Voilà l’institution dont on nous demande d’admirer la sainteté, le caractère surnaturel et la haute vertu moralisatrice ! Et nos gouvernants, même « laïques », acceptent de congratuler ces gens-là, sachant pertinemment qu’en abrutissant le peuple, l’Église travaille à conserver leurs privilèges !

Pour édifier le lecteur sur l’œuvre moralisatrice ( ?) du Vatican, il me suffira de reproduire quelques documents puisés au hasard, à travers les siècles :

ive siècle. — « Le frère se sépare de sa sœur qui fait profession de virginité ; la sœur dédaigne son frère qui vit dans le célibat et cherche ailleurs un autre frère ; tous deux paraissent prendre le même parti ; puis, sous prétexte de se procurer des consolations spirituelles, ils ont chez eux, avec des étrangers, un commerce charnel. » (De Custodia, p. 327.)

« Puis-je raconter sans douleur combien de vierges succombent tous les jours ; combien l’Église en voit périr dans son sein : combien, semblables à des étoiles scintillantes, deviennent les esclaves du démon ; combien de cœurs enfin, aussi durs que la pierre, s’ouvrent cependant à ce serpent qui s’y glisse comme dans une retraite ? Quelles sont celles-là qui, la tête haute, marchent à pas comptés, cachant sous une toilette simple et modeste une vie déréglée que l’on ne connaît que par leur grossesse et par les cris des enfants ? Ce sont des vierges devenues veuves avant leur mariage. Il y en a qui procurent la stérilité à leur sein, et ainsi commettent l’homicide d’un homme qui n’est pas encore né. D’autres se sentant criminellement enceintes ont recours aux poisons qui font avorter. Et comme souvent elles périssent avec leur embryon, elles descendent aux enfers chargées de trois crimes, homicides d’elles-mêmes, adultères de Jésus-Christ, parricides de leur enfant, même avant sa naissance. » (Saint Jérôme, De Custodia, p. 326.)

(Cf. saint Jean Chrysostôme, Homélies quod regulares feminoe… et Contra eos qui subintroductas habent.)

ve siècle. — « Nous appelons les femmes qui demeurent avec nous nos mères, nos sœurs et nos filles, n’ayant point de honte d’employer ces noms de piété à couvrir nos débauches. Que fait le moine dans la chambre des femmes ? Que signifient ces tête-à-tête intimes et ces yeux qui fuient les témoins ? » (Saint Jérôme, édition Martianney, t. IV, p. 287.)

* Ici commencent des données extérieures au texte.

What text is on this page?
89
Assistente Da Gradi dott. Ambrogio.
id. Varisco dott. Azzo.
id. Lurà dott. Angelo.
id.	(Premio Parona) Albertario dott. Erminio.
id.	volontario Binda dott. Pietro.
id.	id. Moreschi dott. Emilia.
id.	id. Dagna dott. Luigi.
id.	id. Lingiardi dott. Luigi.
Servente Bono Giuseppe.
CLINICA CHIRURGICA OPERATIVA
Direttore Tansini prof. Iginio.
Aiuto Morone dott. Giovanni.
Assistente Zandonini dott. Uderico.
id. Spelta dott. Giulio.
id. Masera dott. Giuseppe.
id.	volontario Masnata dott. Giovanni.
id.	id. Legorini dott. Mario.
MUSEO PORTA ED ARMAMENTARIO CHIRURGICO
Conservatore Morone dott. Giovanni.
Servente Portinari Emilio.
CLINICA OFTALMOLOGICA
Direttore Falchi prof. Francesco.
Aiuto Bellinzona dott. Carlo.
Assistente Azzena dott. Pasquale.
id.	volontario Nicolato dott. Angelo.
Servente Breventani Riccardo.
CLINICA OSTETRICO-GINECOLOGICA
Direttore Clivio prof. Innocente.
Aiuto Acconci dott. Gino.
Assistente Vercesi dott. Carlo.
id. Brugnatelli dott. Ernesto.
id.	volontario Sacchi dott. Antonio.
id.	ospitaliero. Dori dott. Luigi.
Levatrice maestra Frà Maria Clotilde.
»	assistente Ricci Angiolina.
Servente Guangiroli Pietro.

vie siècle. — « L’incontinence, à en juger par le grand nombre de canons qui la condamnent, paraît avoir été la grande plaie du clergé espagnol. » (Abbé Guyot, Somme des Conciles, t. I, p. 385).

viie siècle. — Le concile Quinisecte ou in Trullo, en

692, nous apprend (canon 86) qu’il était devenu urgent de réprimer un scandale courant : le proxénétisme des clercs ! Les clercs tenaient des lupanars.

viiie siècle. — Les mœurs du clergé vont en se corrompant chaque jour davantage, de l’aveu des conciles successifs de 742, 744, 787, 753, 757. Les prêtres portent les armes, se livrent aux orgies, à l’usure, à la simonie ; l’orgueil, l’avarice, la luxure et l’ambition sont leurs vices les plus communs.

ixe siècle. — « Les clercs n’auront absolument aucune femme chez eux, pas même leur sœur ; car il y a des prêtres qui, faisant de leurs propres sœurs leurs concubines, leur ont engendré des enfants. » (Concile de Mayence en 847 et Concile de Metz en 888.)

xe siècle. — Pendant plus de cinquante ans, l’Église fut gouvernée par trois prostituées lesquelles firent trois papes.

Une patricienne de Rome, Théodora, avait deux filles, Théodora la jeune et Marouzie. Celle-ci, maîtresse du pape Sergius III eut de lui un fils, Jean (Jean XII). A la mort de ce pape, Théodora, la mère, lui donna pour successeur son amant, Jean X. Aidée de son mari, Guy, fils aîné de son amant, le marquis de Toscane, Marouzie renverse Jean X, l’amant de sa mère et le fait étouffer en prison et place sur le trône pontifical, successivement Léon VI, Étienne VII et Jean XI, un fils qu’elle avait eu de Sergius III, et qui fut Jean XII. Un mari ayant surpris ce pape dans les bras de sa femme, l’assomma d’un coup de marteau sur la tempe. (Annales ecclésiastiques, de Baronius, t. XV, etc. ; Fleury, Hist. Ecclés., liv. XIV.)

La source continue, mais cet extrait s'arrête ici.